May 4, 2018 - 3 minutes read

MedTech app developersMedTech wearables have rapidly advanced recently. Consumers are able to improve their health through a variety of available products that didn’t even exist a few years ago.

But the innovation isn’t slowing down anytime soon. A new wearable out of the University of Wisconsin-Madison passed trial testing with very promising results. It measures forces on the patellar (knee), hamstring, and Achilles tendons.

A New Way to Utilize Wearables

Although this wearable seems to be geared towards physical therapists, researchers, and medical doctors, it’s an exciting addition to the current offering of MedTech applications and devices.
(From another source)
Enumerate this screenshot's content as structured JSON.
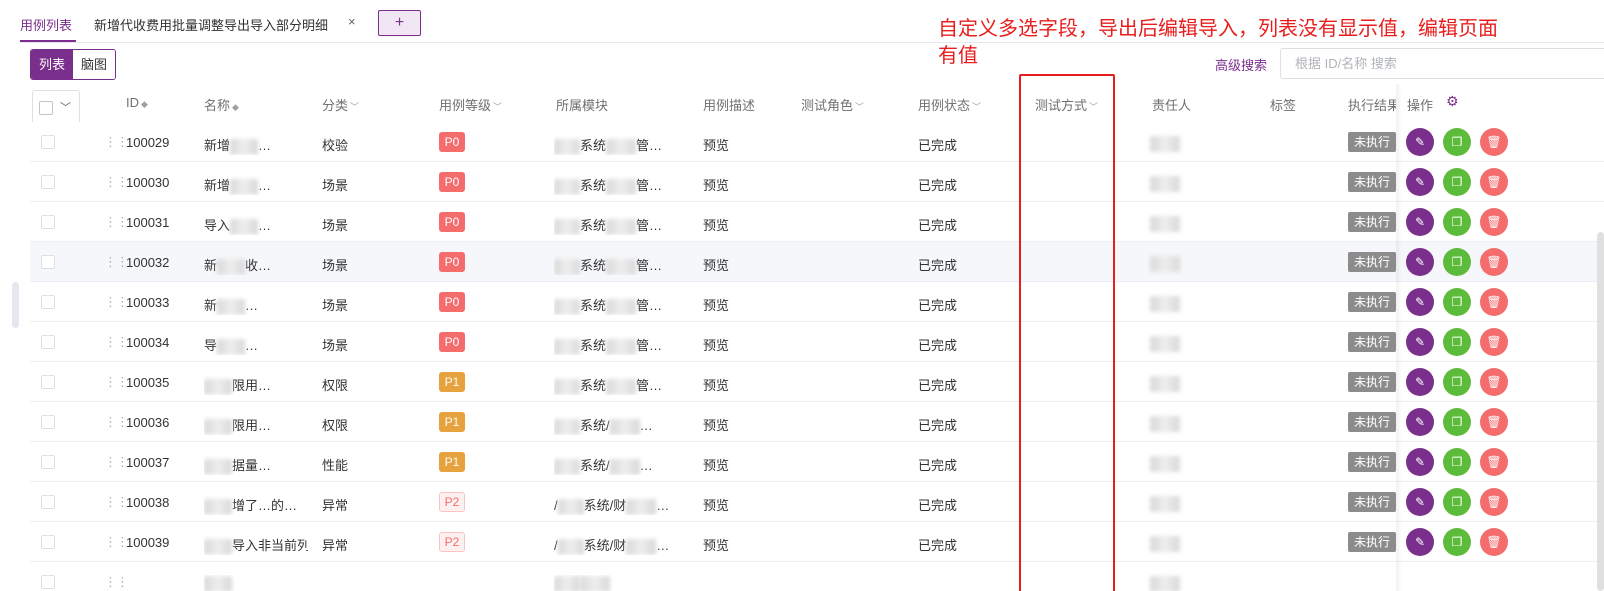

Doctors can create more effective treatment plans for patients that suffer from musculoskeletal injuries and diseases. Specifically, the technology would be great for recognizing when tendons are ready for action again after getting injured. The approach ensures patients can run or walk comfortably while measuring tendon tension non-invasively.

“We think the potential of this new technology is high, both from a basic science standpoint and for clinical applications,” says the study’s leader, Darryl Thelen. “Currently, wearables can measure our movement, but do not provide information on the muscle forces that generate the movement.”

Overall, the technology offers doctors a way to measure and further understand how forces act on muscles during any bodily movement. Creating a similar product for an elbow or neck could revolutionize medical procedures like physical therapy and surgery.

Setting a Precedence for Fitness Wearables

Jack Martin is a graduate student who collaborated on the device and project with Thelen. The team’s device ever-so-lightly taps the collagen band of your Achilles tendon about 50 times per second. A tap creates a wave in the tendon, and two miniature accelerometers measure and record the speed of the wave.

“We’ve found a way to measure the vibrational characteristics—in this case, the speed of a shear wave traveling along a tendon. And then we went further and determined how we can interpret this measurement to find the tensile stress within the tendon,” explains Thelen.

With sports, regular exercise, and the occasional random injury, tendon injuries and chronic conditions are common with age and poor form. We think physical therapists and patients around the world will benefit from this tool, especially those practicing in high-fitness cities, like San Francisco, Denver, and Miami.